Closed sklages closed 3 years ago

sklages commented 3 years ago

As I understood, current version 0.2.4 output should be compatible with current multiqc, I am using 1.9.

No matter which files I create with falco, multiqc always fails to find any analysis results.

sample_S17_L002_R1_001.fastq.gz_fastqc_data.txt
sample_S17_L002_R1_001.fastq.gz_fastqc_report.html
sample_S17_L002_R1_001.fastq.gz_summary.txt

Even when putting these files into sample_S17_L002_R1_001.fastq.gz.zip ... no success.

So I obviously missed here soemthing probably very basic/simple.

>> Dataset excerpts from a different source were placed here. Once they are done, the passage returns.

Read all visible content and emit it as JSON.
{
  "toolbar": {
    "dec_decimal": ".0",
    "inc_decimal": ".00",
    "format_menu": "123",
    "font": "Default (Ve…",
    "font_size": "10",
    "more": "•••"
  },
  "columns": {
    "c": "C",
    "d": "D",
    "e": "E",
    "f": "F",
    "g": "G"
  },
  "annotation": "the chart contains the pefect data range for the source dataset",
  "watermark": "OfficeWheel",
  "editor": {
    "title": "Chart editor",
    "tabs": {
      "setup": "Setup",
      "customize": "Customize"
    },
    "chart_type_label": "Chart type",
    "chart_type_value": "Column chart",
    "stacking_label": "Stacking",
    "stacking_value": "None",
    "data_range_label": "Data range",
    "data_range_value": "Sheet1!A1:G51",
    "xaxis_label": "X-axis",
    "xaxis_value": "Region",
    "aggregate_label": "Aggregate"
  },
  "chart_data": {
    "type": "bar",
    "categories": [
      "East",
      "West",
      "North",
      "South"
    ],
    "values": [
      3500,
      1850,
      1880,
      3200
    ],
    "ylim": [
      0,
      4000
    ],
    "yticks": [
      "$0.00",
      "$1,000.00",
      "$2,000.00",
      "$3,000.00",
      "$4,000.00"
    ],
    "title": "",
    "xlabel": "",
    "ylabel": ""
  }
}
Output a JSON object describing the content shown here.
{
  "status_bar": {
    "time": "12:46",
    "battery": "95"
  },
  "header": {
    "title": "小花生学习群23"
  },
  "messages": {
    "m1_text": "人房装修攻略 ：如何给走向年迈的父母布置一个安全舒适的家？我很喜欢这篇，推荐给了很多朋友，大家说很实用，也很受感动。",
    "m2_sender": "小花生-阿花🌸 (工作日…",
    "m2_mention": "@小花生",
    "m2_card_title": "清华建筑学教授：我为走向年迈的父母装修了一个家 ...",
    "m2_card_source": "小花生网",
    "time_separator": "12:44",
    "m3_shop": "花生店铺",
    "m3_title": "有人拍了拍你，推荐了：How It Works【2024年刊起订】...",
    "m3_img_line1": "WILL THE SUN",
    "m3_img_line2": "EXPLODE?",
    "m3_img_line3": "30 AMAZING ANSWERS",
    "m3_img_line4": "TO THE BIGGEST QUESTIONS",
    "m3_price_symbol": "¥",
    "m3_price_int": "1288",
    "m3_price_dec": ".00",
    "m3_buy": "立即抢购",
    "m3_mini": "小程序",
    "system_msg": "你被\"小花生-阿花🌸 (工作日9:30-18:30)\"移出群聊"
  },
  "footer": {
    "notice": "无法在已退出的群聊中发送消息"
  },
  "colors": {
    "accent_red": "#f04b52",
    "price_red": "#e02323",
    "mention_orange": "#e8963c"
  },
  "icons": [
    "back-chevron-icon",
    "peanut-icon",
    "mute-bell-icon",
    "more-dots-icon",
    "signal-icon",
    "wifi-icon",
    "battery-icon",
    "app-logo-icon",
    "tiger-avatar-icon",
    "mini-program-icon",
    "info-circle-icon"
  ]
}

Any idea what I am doing wrong?

guilhermesena1 commented 3 years ago

Hello,

I assume you ran falco on several FASTQ files, which prepends the FASTQ name with an underscore(in this case sample_S17_L002_R1_001.fastq.gz_) to the file names.

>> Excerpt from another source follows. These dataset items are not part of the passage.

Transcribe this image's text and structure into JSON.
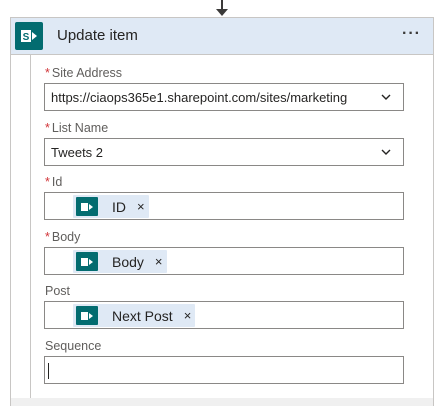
{
  "action": {
    "title": "Update item",
    "menu_label": "···",
    "icon": "sharepoint-icon",
    "brand_color": "#036c70"
  },
  "fields": {
    "site_address": {
      "label": "Site Address",
      "required": true,
      "value": "https://ciaops365e1.sharepoint.com/sites/marketing"
    },
    "list_name": {
      "label": "List Name",
      "required": true,
      "value": "Tweets 2"
    },
    "id": {
      "label": "Id",
      "required": true,
      "token": "ID"
    },
    "body": {
      "label": "Body",
      "required": true,
      "token": "Body"
    },
    "post": {
      "label": "Post",
      "required": false,
      "token": "Next Post"
    },
    "sequence": {
      "label": "Sequence",
      "required": false,
      "value": ""
    }
  },
  "token_remove_glyph": "×",
  "required_mark": "*"
}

I believe MultiQC takes a directory as input and it looks for files named summary.txt, fastqc_data.txt and fastqc_report.html exactly (without the prefix), so if you move these files to a directory (e.g. named the same as your FASTQ sample) and rename the 3 files to remove the prefix, it should work. Please let me know though if you still have trouble or if that solves the problem.

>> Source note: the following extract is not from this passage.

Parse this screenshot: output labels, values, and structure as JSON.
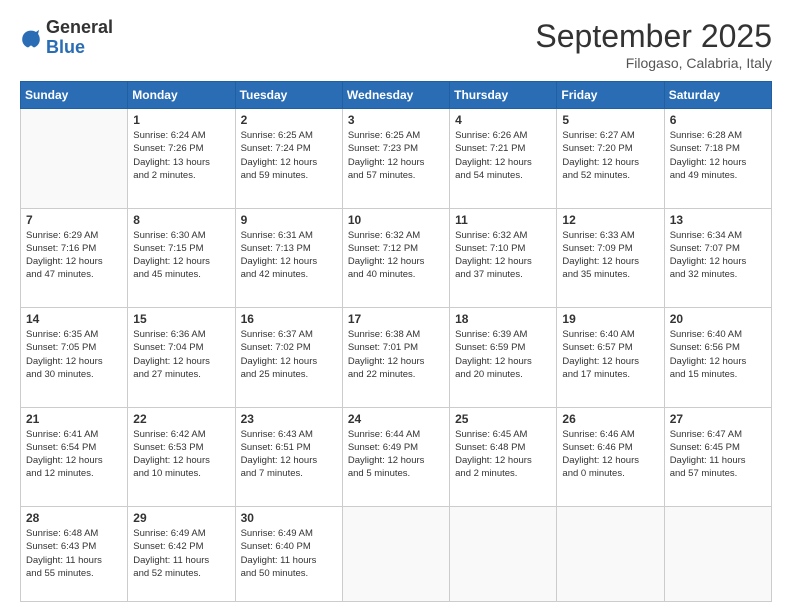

sklages commented 3 years ago

Hi,

I am running falco on individual fastq files (for better logging/timestamping) and rename the standard files according to my sample names.

Yes, seems it takes a directory or zip file to search for content.

Now I changed my pipeline in that, that a correct subdir is created containing the relevant files, like:

|--sample_S17_L002_R1_001_fastqc
|   |-- fastqc_data.txt
|   |-- fastqc_report.html
|   `-- summary.txt
`-- sample_S17_L002_R1_001_fastqc_report.html -> sample_S17_L002_R1_001_fastqc/fastqc_report.html

together with a symlink (properly named for user convenience) pointing to fastqc_report.html.

Well, it works :-)

Testing on a small 4GB fastq file shows, that falco runs 2-2.5x faster compared to fastqc (single-threaded). Running fastqc with 4 threads on a single fastq file, is not faster than single-threaded (as expected). Running fastqc with 4 threads on a pair of fastq files, it runs the same time as for one file, nowusing 2 cores.

So I think I will stick with falco for now, although the HTML report is not yet "perfect" (e.g. some tables do not match the page/report design).

Thanks for a nice piece of software!